This is a summary of an article in the journal Meddelelser fra Thorvaldsens Museum (Communications from the Thorvaldsens Museum) 1970, p. 152-153.
For a presentation of the article in its original appearance, please see this facsimile scan.
The Hirschsprung Collection, Copenhagen, owns a beautiful portrait (fig. 1) by C.W. Eckersberg, which according to tradition in the painter’s family is supposed to represent Anna Maria von Uhden, with whom Thorvaldsen had two children. This supposition was repudiated several years ago by Th. Oppermann, former director of Thorvaldsen’s Museum, who drew attention to the fact that at the time when Eckersberg was in Rome, Anna Maria von Uhden was over 40 years old, whereas the woman portrayed is clearly younger. He furthermore asserted that according to a reliable contemporary source, Anna Maria von Uhden’s eyes were black and not grey as they are in the portrait.

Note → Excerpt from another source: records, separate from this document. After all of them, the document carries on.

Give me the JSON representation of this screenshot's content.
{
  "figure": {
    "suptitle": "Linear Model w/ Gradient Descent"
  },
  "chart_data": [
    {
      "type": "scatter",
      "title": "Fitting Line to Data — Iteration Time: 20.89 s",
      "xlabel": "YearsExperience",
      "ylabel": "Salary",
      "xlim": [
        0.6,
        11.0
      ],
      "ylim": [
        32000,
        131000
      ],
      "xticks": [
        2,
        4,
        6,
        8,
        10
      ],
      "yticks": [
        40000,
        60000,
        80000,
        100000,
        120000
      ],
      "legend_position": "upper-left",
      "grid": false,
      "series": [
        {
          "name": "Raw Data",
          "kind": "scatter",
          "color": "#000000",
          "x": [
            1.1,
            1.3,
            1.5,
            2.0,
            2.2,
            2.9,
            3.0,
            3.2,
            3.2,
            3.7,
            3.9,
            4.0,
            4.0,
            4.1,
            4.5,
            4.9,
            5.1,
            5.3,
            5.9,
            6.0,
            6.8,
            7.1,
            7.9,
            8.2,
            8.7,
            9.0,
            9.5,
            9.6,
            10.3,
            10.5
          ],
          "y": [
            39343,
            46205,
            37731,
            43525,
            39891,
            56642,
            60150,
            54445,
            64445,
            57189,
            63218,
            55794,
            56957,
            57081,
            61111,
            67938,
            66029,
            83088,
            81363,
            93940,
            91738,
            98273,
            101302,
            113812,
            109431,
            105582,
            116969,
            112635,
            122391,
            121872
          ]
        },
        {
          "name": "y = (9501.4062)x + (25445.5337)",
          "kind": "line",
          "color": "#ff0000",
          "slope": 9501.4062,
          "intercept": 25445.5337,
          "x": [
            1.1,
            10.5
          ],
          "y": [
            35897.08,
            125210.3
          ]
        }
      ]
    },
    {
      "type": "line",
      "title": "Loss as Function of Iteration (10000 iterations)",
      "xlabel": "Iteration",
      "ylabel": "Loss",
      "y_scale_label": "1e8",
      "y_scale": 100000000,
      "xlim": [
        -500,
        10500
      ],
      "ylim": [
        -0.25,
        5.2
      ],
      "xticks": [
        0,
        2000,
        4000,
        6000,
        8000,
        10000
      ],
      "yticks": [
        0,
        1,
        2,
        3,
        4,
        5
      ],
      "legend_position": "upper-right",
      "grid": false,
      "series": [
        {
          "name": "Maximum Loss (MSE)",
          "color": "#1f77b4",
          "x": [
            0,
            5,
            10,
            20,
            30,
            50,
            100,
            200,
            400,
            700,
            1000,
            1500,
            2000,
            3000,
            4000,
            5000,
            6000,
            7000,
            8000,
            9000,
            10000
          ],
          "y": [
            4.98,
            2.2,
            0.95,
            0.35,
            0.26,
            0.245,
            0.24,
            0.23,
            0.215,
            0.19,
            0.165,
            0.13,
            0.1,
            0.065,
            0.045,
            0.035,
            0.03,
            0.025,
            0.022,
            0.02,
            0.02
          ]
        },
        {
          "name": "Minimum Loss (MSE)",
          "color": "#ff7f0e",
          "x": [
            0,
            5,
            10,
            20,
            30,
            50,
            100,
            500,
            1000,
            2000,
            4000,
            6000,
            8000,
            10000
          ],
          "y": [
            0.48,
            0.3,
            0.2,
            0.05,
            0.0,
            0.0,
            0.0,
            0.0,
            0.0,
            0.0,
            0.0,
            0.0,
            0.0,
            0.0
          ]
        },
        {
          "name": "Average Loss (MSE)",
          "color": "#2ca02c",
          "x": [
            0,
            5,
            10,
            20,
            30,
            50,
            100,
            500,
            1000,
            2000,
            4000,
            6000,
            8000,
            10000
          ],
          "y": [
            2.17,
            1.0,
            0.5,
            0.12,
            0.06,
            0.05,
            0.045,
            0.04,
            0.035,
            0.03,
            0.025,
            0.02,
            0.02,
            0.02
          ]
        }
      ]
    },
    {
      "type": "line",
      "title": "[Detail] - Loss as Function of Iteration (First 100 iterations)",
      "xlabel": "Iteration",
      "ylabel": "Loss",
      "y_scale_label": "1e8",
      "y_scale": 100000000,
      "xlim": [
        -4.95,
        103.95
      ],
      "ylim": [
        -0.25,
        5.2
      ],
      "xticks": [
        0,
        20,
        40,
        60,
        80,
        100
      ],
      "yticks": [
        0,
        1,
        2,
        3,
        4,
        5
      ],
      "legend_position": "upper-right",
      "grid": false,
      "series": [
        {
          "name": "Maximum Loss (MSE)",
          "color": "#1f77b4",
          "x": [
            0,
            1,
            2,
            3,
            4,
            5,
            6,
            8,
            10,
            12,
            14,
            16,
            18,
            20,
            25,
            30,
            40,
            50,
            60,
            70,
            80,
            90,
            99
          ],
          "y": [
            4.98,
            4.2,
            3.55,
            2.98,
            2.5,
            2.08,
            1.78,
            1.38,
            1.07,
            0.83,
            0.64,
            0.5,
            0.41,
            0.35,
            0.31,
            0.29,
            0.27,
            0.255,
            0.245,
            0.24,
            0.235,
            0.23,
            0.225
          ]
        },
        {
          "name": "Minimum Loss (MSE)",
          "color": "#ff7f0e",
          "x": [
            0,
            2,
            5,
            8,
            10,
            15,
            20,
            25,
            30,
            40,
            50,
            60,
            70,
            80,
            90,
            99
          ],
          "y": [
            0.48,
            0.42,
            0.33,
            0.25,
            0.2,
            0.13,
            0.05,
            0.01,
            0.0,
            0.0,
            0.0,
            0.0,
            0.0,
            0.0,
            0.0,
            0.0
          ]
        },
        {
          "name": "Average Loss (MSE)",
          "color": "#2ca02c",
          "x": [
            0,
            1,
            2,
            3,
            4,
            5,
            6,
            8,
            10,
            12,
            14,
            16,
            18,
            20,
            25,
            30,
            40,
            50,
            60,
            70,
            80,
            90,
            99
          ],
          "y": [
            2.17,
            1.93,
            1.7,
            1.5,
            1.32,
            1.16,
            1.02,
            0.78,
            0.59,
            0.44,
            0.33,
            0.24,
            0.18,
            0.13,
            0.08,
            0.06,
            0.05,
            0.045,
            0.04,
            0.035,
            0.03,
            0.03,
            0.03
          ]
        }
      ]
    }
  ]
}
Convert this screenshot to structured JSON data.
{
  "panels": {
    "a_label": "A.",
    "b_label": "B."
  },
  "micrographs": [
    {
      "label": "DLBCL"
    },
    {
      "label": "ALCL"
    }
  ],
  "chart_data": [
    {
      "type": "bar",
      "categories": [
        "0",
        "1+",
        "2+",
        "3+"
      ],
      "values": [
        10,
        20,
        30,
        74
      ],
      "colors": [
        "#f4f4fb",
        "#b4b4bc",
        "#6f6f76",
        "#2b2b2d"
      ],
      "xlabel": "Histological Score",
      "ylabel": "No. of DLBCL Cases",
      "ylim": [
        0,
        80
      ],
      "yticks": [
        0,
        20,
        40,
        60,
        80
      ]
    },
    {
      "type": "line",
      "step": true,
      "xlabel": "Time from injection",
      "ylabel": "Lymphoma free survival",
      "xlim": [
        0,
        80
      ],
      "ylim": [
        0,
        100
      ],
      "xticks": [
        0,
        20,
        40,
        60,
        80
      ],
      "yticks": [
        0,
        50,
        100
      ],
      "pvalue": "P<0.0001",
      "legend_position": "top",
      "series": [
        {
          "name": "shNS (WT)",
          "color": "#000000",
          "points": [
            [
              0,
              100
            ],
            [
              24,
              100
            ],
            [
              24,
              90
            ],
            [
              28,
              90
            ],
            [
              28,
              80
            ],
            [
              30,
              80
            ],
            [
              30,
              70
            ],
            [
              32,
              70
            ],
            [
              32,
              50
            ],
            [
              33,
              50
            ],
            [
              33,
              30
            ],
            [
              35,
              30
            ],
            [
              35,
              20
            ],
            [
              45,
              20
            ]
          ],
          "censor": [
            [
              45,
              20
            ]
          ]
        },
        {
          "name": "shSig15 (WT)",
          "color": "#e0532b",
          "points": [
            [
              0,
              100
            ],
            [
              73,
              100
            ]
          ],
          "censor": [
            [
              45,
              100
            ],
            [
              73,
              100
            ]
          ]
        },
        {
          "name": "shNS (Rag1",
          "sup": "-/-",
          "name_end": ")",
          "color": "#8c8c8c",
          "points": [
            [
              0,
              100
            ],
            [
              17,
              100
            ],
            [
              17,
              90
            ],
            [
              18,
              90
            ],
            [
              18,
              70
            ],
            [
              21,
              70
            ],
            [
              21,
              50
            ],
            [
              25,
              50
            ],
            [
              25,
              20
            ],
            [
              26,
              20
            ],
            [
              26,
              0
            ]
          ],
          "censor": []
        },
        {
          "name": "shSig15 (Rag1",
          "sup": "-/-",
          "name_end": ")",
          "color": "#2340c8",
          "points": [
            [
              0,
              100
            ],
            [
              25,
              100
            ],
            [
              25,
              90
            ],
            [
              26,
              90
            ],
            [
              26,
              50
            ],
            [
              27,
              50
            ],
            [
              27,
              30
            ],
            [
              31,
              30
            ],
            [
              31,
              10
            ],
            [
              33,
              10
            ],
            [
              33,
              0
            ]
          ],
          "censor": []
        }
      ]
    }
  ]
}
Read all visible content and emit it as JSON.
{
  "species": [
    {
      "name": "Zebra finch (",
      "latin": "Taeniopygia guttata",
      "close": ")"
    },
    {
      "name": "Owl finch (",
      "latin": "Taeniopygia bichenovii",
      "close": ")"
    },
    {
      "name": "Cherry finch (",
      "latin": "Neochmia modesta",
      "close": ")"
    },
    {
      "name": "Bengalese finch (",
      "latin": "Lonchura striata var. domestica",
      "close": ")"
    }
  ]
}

A drawing of Anna Maria von Uhden when older shows no physiognomical likeness (fig. 2).
Since Oppermann’s arguments are considered to be unanswerable, attention then focusses on the question of whom the painting in that case could represent, with the hope of also finding a hitherto lacking definite date for the portrait. It has been suggested that it represents Emélie, a model whom Eckersberg used in Paris, but a comparison with another portrait (fig. 3) which with certainty can be said to represent this model proves that they cannot possibly be the same person.
Instead, attention should be drawn to some notes from Eckersberg’s Roman diary, which were overlooked by his first biographers. They mention a portrait of “N”, painted about September 1st, 1815. On the face of it there is reason to believe that this note refers to the portrait in question, and a closer examination proves that this is in fact so.
N is mentioned several times in the Roman diary and she seems to have been a model as well as a friend. He gives her money, clothes, and various other things, visits her and takes her for walks in the woods, furthermore the diary mentions one “Nena” who is probably identical with Maddalena, a model referred to occasionally in the diary. “Nena” is the diminutive of Maddalena. The diary tells us that in February 1814 Maddalena and her brother posed for a group, and no doubt this indicates a painting picturing “Papirius and his Mother”. The mother in this painting (fig. 4) must then have been painted after Maddalena, and if we compare this head to the portrait of the hitherto unknown woman, it seems evident that it is the same person: the same large eyes, the same drooping nose, the same thick-lipped mouth.
Thus two things can be proved: “N” and “Maddalena” and “Nena” are the same person, and consequently the portrait represents Eckersberg’s Roman model and friend, and was painted about September 1st, 1815.